Fonte: Com vocês, Antônio Maria. Rio de Janeiro, Paz e Terra, 1994, pp. 81-82.

Ouça a crônica de Antônio Maria na voz da pesquisadora Elizama Almeida.

PETRÓPOLIS, MARÇO. Deixo-me quieto, quase imóvel. É possível, então, entender mais o barulho da chuva sobre a palha. Na chuva, o poder evocativo dos sons. Sobre a pedra, sobre o barro, sobre o rio, sobre as folhas. A lembrança imprecisa de um momento da meninice. A quase certeza de que eu estava só, como agora e, como agora, não me sentia especialmente alegre. Mas em paz. A chuva é bela, na música e no formato. E, acima de tudo, porque é água. A água é bela.

Nenhuma emoção é mais forte que a de entrar no quarto da mulher que dorme. Sentir-lhe o cheiro e o calor, no ar do quarto. Tocar-lhe a pele poderosa. Nela, encontrar a intensificação completa. Depois, dormir como na morte, para despertar ao peso dos deveres aflitos a cumprir. Um mistério indecifrável de uma mulher a que se volta. Só se ama uma mulher quando lhe tememos a pele e o cheiro. Quando a ideia de sabê-la em outro amor nos torna capazes de matá-la ou perdoá-la. Matá-la e perdoá-la são duas coragens difíceis. Fica-se, geralmente...

Ama-se, angustiadamente, o vestido pendurado da amante ausente. E haverá mais verdade na companhia desse vestido (morto como um vestido) que adiante, nos braços de uma nova mulher.

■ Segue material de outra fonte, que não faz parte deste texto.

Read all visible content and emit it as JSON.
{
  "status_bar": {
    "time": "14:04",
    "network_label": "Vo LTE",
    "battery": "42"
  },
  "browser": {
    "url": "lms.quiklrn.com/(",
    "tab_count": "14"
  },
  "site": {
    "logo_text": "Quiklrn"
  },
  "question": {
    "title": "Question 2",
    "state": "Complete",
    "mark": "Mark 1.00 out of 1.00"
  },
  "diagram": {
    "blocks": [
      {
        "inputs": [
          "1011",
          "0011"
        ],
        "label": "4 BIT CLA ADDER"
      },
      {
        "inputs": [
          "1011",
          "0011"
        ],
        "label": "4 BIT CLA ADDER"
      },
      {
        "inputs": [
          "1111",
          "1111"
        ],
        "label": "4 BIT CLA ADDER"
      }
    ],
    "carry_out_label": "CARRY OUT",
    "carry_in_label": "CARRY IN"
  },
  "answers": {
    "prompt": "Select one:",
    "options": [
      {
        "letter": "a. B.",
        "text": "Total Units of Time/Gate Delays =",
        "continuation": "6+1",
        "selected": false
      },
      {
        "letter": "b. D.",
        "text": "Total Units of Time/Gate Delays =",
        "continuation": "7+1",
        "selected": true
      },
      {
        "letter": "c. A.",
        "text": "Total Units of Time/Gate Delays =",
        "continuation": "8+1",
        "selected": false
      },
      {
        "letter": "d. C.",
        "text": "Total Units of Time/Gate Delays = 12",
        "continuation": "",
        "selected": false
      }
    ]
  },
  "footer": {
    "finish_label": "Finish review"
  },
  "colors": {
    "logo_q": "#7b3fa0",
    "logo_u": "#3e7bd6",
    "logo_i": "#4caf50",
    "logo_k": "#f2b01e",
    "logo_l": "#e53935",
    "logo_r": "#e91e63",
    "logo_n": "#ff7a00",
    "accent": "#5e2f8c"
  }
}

Os sentimentos das nossas constantes paixões! Enlevo, carinho, generosidade, sacrifício. Infelizmente, por mais que se tenha feito para negá-lo, o verdadeiro amor é aquele que nos abrange e nos vence como um vício. Nunca se diga que o amor é fácil, antes de se vivê-lo como um vício.

O homem investe demais contra os seus gostos verdadeiros. Quando devia deixar-se ser, consentir a si mesmo, procurar-se mais e mais no fundo de suas tendências.

A carne não mente. Apesar da má companhia em que vive, ainda não chegou à perfeição desse erro. Vivamos antes das palavras. Ou em vez das palavras. Seremos livres e intensos.

Quantos séculos e quantos poetas deverão passar, para que se digam todas as verdades? Quando se assistirá a toda a intimidade de um nosso semelhante, sem que ele e nós nos sensibilizemos? Em que dia se será só, em companhia de outra pessoa? Só se saberá verdadeiramente de um homem depois de morto, quando o forem vestir.

A preguiça se parece muito com a humildade. Não quero nada além do não ter a cumprir em hora certa. Livre a hora futura... ainda que incerta. Que não me deem além de viver no Tempo sem pensar em aproveitá-lo em ambições, o minuto que passa sobre a rede onde estou deitado quase imóvel. Os bens chegarão ao acaso. O acaso é a verdadeira hora certa. A mulher virá para o amor. A poesia explicará o mistério. A música me desvendará durante algum tempo. Tudo que houver de ser legitimamente meu virá entre as horas que perco, enquanto durmo. Só me exalta a posse legítima e afim.

A água é bela e jovem. Ninguém a envelhecerá. Ninguém a prenderá para sempre.